Jarosław Kuźniar nie sprawia wrażenia osoby zadowolonej z życia. Ciągle napotyka na przeszkody na drodze do szczęścia. Kuźniar nie lubi przeciwników ACTA, studentów, parodiujących TVN, niektórych biskupów, Flipa Chajzera i Kingi Rusin. Nie przepada także za własną mamą, której publicznie zarzucił, że "ma za długi język".
Trzeba jednak przyznać, że niechęć Kuźniara do rodaków jest w dużej mierze odwzajemniona. Być może dlatego prezenter rozważa emigrację. Jak wyznał w programie 20 m2 Łukasza, okropnie mu się mieszka w Polsce i wszystko w ogóle jest nie tak.
Wydaje mi się, że jest to kraj do zmiany - narzeka. Gdybym mógł to zrobić teraz to bym wyemigrował. A przyjdzie mi na to poczekać. Aż spełnię się zawodowo, aż dziecko podrośnie.
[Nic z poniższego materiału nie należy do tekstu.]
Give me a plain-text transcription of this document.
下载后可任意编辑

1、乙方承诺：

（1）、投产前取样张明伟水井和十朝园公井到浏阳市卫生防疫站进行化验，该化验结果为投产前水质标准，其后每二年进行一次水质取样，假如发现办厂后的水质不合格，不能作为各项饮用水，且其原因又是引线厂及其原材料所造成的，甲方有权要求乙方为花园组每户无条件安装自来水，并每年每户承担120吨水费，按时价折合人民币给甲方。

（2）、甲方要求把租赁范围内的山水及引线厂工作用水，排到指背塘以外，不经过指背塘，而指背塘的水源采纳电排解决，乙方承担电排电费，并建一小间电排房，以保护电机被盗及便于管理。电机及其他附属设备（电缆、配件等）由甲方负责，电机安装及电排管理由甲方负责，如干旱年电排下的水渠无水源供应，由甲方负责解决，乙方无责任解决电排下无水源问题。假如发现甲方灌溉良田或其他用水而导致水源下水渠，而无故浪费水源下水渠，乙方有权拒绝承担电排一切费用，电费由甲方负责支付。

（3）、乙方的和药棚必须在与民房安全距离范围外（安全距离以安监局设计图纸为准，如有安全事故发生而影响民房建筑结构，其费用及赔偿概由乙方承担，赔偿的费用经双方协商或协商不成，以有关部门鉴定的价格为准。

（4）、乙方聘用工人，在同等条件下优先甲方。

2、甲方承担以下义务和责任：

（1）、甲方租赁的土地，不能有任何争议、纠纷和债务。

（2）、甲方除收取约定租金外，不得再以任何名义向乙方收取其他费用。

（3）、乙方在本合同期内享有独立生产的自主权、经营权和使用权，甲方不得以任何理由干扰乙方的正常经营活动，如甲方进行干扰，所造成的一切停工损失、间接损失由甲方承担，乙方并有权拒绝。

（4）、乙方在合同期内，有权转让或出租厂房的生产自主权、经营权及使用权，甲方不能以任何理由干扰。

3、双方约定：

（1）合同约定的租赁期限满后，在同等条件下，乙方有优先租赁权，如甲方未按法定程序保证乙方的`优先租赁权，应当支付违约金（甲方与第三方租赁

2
Nie wierzę, że to się szybko zmieni. Że będziemy wobec siebie serdeczni, sympatyczni i do rany przyłóż. To zawsze będzie durna rywalizacja. Nie wierzę, że ta zmiana będzie na tyle szybka, że warto na nią poczekać.
Bez wątpienia Jarek jest bardzo "serdecznym i sympatycznym" facetem. Zobacz: Kuźniar żartuje ze śmierci Patricka Swayze...
Kuźniar rozważa przeprowadzkę do Kanady. Będziecie tęsknić?